Novoship refused to respond to Frank’s remarks at the time. However, on Tuesday this week, Tagir Izmaylov, Novoship’s chief executive officer, issued a press release claiming Novoship has no plan for a merger with Sovcomflot. “The state controls 100 percent of the shares of Sovcomflot and slightly more than 67 percent of the shares of Novoship,” Izmaylov said. The structure of the fleet of the two companies is significantly different, and we compete on some markets and do not compete on others.”

He claimed that a government-approved strategy for Novoship is “based on the premise that Novoship will remain an independent joint-stock company, given the financial obligations that Novoship has towards foreign banks.” He denied that Novoship is “involved in any discussions concerning possible merger with other companies.”

Valery Paliy, Izmaylov’s assistant, said the company won’t comment on Frank’s statement, but conceded that “various forms for cooperation may be considered, probably a pool with Sovcomflot.”

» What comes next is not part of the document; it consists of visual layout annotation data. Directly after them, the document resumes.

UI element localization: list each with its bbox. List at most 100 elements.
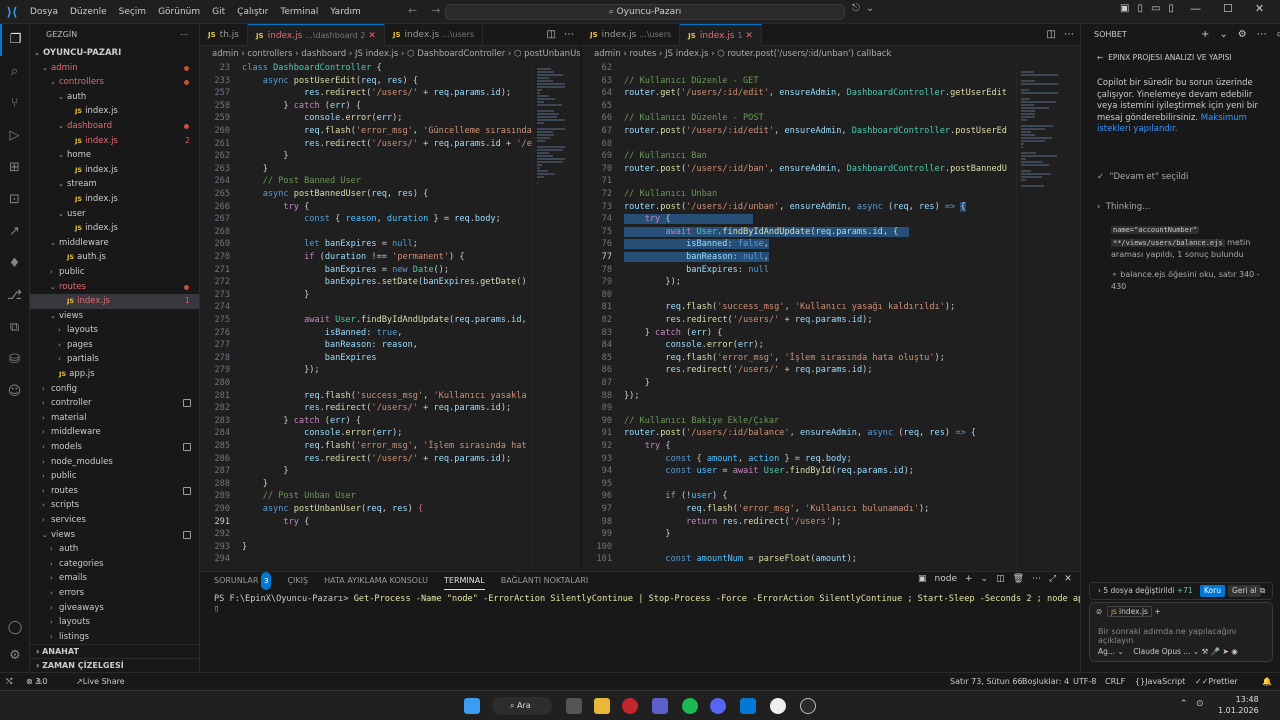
tray-chevron-icon[interactable]: ⌃ — [1180, 699, 1188, 709]
menu-item[interactable]: Düzenle — [64, 7, 113, 17]
agent-picker[interactable]: Ag... — [1098, 647, 1115, 656]
minimap-left[interactable] — [532, 62, 580, 571]
microphone-icon[interactable]: 🎤 — [1211, 647, 1220, 656]
tree-folder[interactable]: › routes — [30, 484, 199, 499]
code-line[interactable]: 285 req.flash('error_msg', 'İşlem sırası… — [200, 440, 526, 453]
tree-folder[interactable]: › categories — [30, 557, 199, 572]
code-line[interactable]: 81 req.flash('success_msg', 'Kullanıcı y… — [582, 301, 956, 314]
tree-folder[interactable]: › services — [30, 513, 199, 528]
more-actions-icon[interactable]: ⋯ — [564, 29, 574, 40]
remote-explorer-icon[interactable]: ⊡ — [0, 184, 29, 216]
tree-folder[interactable]: ⌄ admin — [30, 61, 199, 76]
run-debug-icon[interactable]: ▷ — [0, 120, 29, 152]
remote-icon[interactable]: ⤭ — [6, 673, 12, 691]
code-line[interactable]: 284 console.error(err); — [200, 427, 402, 440]
outline-section[interactable]: › ANAHAT — [30, 644, 199, 658]
workspace-root[interactable]: ⌄ OYUNCU-PAZARI — [30, 46, 199, 61]
code-line[interactable]: 265 async postBannedUser(req, res) { — [200, 188, 428, 201]
code-line[interactable]: 281 req.flash('success_msg', 'Kullanıcı … — [200, 390, 526, 403]
tree-file[interactable]: JS index.js 1 — [30, 294, 199, 309]
tree-folder[interactable]: › config — [30, 382, 199, 397]
more-actions-icon[interactable]: ⋯ — [1064, 29, 1074, 40]
code-line[interactable]: 85 req.flash('error_msg', 'İşlem sırasın… — [582, 352, 945, 365]
steam-icon[interactable] — [800, 698, 816, 714]
tab-output[interactable]: ÇIKIŞ — [287, 572, 308, 590]
code-line[interactable]: 94 const user = await User.findById(req.… — [582, 465, 914, 478]
command-center[interactable]: ⌕ Oyuncu-Pazarı — [445, 4, 845, 20]
live-share-icon[interactable]: ↗ — [0, 216, 29, 248]
code-line[interactable]: 93 const { amount, action } = req.body; — [582, 453, 852, 466]
code-line[interactable]: 71 — [582, 175, 624, 188]
close-tab-icon[interactable]: ✕ — [745, 31, 753, 41]
maximize-icon[interactable]: ☐ — [1223, 2, 1233, 15]
tree-folder[interactable]: › pages — [30, 338, 199, 353]
discord-icon[interactable] — [710, 698, 726, 714]
split-editor-icon[interactable]: ◫ — [547, 29, 556, 40]
explorer-icon[interactable]: ❐ — [0, 24, 29, 56]
code-line[interactable]: 92 try { — [582, 440, 671, 453]
tree-folder[interactable]: ⌄ routes — [30, 280, 199, 295]
indentation[interactable]: Boşluklar: 4 — [1022, 673, 1069, 691]
tree-folder[interactable]: › material — [30, 411, 199, 426]
code-line[interactable]: 267 const { reason, duration } = req.bod… — [200, 213, 500, 226]
code-line[interactable]: 293} — [200, 541, 247, 554]
spotify-icon[interactable] — [682, 698, 698, 714]
code-line[interactable]: 73 router.post('/users/:id/unban', ensure… — [582, 201, 966, 214]
code-line[interactable]: 64 router.get('/users/:id/edit', ensureAd… — [582, 87, 1007, 100]
tree-folder[interactable]: › public — [30, 265, 199, 280]
tree-folder[interactable]: ⌄ views — [30, 309, 199, 324]
code-line[interactable]: 86 res.redirect('/users/' + req.params.i… — [582, 364, 873, 377]
code-line[interactable]: 290 async postUnbanUser(req, res) { — [200, 503, 423, 516]
more-actions-icon[interactable]: ⋯ — [180, 24, 188, 46]
code-line[interactable]: 67 router.post('/users/:id/edit', ensureA… — [582, 125, 1007, 138]
code-line[interactable]: 70 router.post('/users/:id/ban', ensureAd… — [582, 163, 1007, 176]
tree-file[interactable]: JS index.js — [30, 221, 199, 236]
code-line[interactable]: 88}); — [582, 390, 640, 403]
clock[interactable]: 13:48 1.01.2026 — [1218, 694, 1259, 716]
menu-item[interactable]: Dosya — [24, 7, 64, 17]
code-line[interactable]: 286 res.redirect('/users/' + req.params.… — [200, 453, 511, 466]
editor-tab[interactable]: JS index.js ...\users — [582, 24, 681, 46]
language-mode[interactable]: {} JavaScript — [1135, 673, 1185, 691]
database-icon[interactable]: ⛁ — [0, 344, 29, 376]
code-line[interactable]: 80 — [582, 289, 624, 302]
editor-tab[interactable]: JS th.js — [200, 24, 248, 46]
tab-ports[interactable]: BAĞLANTI NOKTALARI — [501, 572, 589, 590]
close-tab-icon[interactable]: ✕ — [368, 31, 376, 41]
breadcrumb-left[interactable]: admin › controllers › dashboard › JS ind… — [200, 46, 580, 62]
code-line[interactable]: 277 banReason: reason, — [200, 339, 418, 352]
settings-gear-icon[interactable]: ⚙ — [0, 648, 30, 663]
code-line[interactable]: 74 try { — [582, 213, 754, 226]
chevron-down-icon[interactable]: ⌄ — [1193, 647, 1199, 656]
code-line[interactable]: 68 — [582, 138, 624, 151]
trash-icon[interactable]: 🗑 — [1013, 574, 1024, 584]
tree-file[interactable]: JS index.js — [30, 104, 199, 119]
code-line[interactable]: 76 isBanned: false, — [582, 238, 769, 251]
code-line[interactable]: 261 res.redirect('/users/' + req.params.… — [200, 138, 531, 151]
mongodb-icon[interactable]: ♦ — [0, 248, 29, 280]
tree-file[interactable]: JS auth.js — [30, 250, 199, 265]
minimap-right[interactable] — [1016, 62, 1080, 571]
terminal-name[interactable]: node — [935, 574, 957, 584]
code-line[interactable]: 84 console.error(err); — [582, 339, 764, 352]
opera-icon[interactable] — [622, 698, 638, 714]
changed-files-label[interactable]: 5 dosya değiştirildi — [1103, 586, 1174, 595]
code-line[interactable]: 266 try { — [200, 201, 309, 214]
code-line[interactable]: 280 — [200, 377, 242, 390]
menu-item[interactable]: Seçim — [113, 7, 152, 17]
editor-tab[interactable]: JS index.js 1 ✕ — [680, 24, 762, 46]
code-line[interactable]: 87 } — [582, 377, 650, 390]
tree-file[interactable]: JS app.js — [30, 367, 199, 382]
chevron-down-icon[interactable]: ⌄ — [1117, 647, 1123, 656]
more-actions-icon[interactable]: ⋯ — [1257, 24, 1267, 46]
tree-file[interactable]: JS index.js — [30, 192, 199, 207]
open-diff-icon[interactable]: ⧉ — [1260, 583, 1265, 599]
tree-folder[interactable]: › errors — [30, 586, 199, 601]
containers-icon[interactable]: ⧉ — [0, 312, 29, 344]
code-line[interactable]: 283 } catch (err) { — [200, 415, 361, 428]
tree-folder[interactable]: › partials — [30, 352, 199, 367]
menu-item[interactable]: Terminal — [274, 7, 324, 17]
menu-item[interactable]: Görünüm — [152, 7, 206, 17]
copilot-icon[interactable]: ⎋ — [852, 3, 860, 14]
layout-icon[interactable]: ▣ — [1120, 3, 1129, 14]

According to the official, Novoship currently owes more than $500 million to foreign banks for its new fleet. That’s not a Gazprom level of foreign debt, but it’s not small potatoes either. It is close to the loan levels of much better known, and cash-rich, Russian companies such as Russian Aluminum and Sibneft.

A few weeks ago, government sources said the Transport Ministry was behind the purchase of a 10 percent foreign-owned stake in Novoship. That deal, incidentally, ended another Boris Jordan foray into the Russian heartland, as the seller was his Sputnik Fund.

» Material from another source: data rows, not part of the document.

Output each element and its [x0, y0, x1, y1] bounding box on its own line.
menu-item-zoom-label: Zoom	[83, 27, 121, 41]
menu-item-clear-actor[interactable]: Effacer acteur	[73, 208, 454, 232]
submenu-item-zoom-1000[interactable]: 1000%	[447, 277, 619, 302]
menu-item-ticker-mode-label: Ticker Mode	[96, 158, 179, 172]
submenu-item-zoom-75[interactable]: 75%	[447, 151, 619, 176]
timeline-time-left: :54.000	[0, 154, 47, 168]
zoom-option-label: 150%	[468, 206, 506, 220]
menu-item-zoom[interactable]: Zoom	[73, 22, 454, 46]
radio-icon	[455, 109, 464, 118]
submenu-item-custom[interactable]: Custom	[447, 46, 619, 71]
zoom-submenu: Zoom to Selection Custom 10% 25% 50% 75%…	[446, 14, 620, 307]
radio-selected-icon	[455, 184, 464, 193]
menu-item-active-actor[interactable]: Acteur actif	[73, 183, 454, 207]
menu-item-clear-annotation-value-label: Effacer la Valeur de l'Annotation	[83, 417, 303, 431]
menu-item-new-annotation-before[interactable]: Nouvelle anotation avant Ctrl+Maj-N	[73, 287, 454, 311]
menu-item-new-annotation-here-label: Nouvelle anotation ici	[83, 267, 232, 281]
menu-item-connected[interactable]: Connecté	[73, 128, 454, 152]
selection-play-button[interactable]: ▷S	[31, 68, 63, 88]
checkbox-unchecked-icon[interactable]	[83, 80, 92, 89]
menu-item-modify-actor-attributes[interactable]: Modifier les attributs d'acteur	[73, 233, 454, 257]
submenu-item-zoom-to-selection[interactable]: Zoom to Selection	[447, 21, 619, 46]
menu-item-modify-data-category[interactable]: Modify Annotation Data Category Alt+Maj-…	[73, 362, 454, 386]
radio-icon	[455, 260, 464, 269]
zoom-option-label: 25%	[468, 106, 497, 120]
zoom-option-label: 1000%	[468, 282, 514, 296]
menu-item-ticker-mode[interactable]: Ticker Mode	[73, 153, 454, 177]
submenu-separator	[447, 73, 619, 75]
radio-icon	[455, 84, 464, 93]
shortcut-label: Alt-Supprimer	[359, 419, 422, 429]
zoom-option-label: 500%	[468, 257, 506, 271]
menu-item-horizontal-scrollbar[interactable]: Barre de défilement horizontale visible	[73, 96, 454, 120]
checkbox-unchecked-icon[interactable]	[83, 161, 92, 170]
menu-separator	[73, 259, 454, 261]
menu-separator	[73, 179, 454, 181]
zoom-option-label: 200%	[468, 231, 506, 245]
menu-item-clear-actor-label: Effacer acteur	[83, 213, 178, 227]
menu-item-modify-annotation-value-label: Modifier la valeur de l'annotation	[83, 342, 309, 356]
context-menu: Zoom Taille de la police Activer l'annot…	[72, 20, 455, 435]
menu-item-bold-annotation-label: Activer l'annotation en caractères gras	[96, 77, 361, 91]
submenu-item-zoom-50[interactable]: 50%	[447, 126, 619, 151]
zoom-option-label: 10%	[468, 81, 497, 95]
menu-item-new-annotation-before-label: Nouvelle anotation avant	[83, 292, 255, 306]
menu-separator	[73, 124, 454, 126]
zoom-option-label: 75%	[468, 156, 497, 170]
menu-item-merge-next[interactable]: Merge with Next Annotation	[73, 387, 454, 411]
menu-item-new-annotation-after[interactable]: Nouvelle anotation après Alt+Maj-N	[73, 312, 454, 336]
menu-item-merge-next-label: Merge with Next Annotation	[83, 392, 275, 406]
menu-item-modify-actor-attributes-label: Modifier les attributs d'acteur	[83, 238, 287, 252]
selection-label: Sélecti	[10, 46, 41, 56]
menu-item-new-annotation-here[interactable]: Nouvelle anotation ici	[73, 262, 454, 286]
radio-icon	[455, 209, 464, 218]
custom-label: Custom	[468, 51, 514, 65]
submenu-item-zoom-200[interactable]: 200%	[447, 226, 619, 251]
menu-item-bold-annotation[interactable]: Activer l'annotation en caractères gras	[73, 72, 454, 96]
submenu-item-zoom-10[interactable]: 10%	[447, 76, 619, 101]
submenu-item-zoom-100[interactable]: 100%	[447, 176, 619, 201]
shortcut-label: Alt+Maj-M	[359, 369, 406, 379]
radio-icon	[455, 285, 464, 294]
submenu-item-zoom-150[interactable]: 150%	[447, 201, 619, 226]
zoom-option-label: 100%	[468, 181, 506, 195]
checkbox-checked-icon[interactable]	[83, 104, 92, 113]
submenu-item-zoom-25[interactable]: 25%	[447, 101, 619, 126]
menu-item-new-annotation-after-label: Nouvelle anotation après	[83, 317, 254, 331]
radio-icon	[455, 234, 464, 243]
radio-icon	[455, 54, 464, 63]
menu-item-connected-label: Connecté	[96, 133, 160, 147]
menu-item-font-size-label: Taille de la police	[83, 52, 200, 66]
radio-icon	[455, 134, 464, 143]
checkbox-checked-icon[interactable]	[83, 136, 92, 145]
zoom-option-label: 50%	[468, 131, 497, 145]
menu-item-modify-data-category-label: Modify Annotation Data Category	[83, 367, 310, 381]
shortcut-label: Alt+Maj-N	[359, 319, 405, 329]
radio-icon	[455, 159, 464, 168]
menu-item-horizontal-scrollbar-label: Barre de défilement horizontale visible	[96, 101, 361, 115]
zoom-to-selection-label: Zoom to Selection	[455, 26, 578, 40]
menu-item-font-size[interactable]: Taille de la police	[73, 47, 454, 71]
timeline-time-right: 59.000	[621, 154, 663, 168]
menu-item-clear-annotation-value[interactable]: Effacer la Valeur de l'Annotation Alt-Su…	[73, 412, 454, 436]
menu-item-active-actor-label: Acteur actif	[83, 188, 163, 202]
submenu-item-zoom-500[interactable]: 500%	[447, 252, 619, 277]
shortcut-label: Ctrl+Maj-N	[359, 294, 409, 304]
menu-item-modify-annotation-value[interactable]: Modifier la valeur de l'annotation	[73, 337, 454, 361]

Earlier, the Ministry arranged the dismissal of Novoship’s chief executive Leonid Loza, after he had tried to place company’s shares in the hands of offshore companies close to him. Izmaylov, a maritime administrator in the Ministry, was named to replace Loza.

I’ve been told that the clean-up of Novoship and the buyback of the Sputnik shares are part of a comprehensive scheme to reorganize fleet management, bringing capital back onshore and ensuring that the boom of the oil business will do more than trickle through to shipping, ports, shipbuilders and their suppliers in the metal and machine industries. The next step is to bang heads together at Novoship and Sovcomflot.

However, Sovcomflot chief executive Dmitry Skarga said earlier this month that his company is not interested in acquisition of shares of Novoship.

Industry sources disclose that the state has not yet decided whether Sovcomflot or another Russian company would take over the 10 percent bloc of Novoship shares. Right now, what everyone knows, but is reluctant to admit, is that there is a struggle between the fleet managements and the Transport Ministry to stave off new controls and new rules of the game.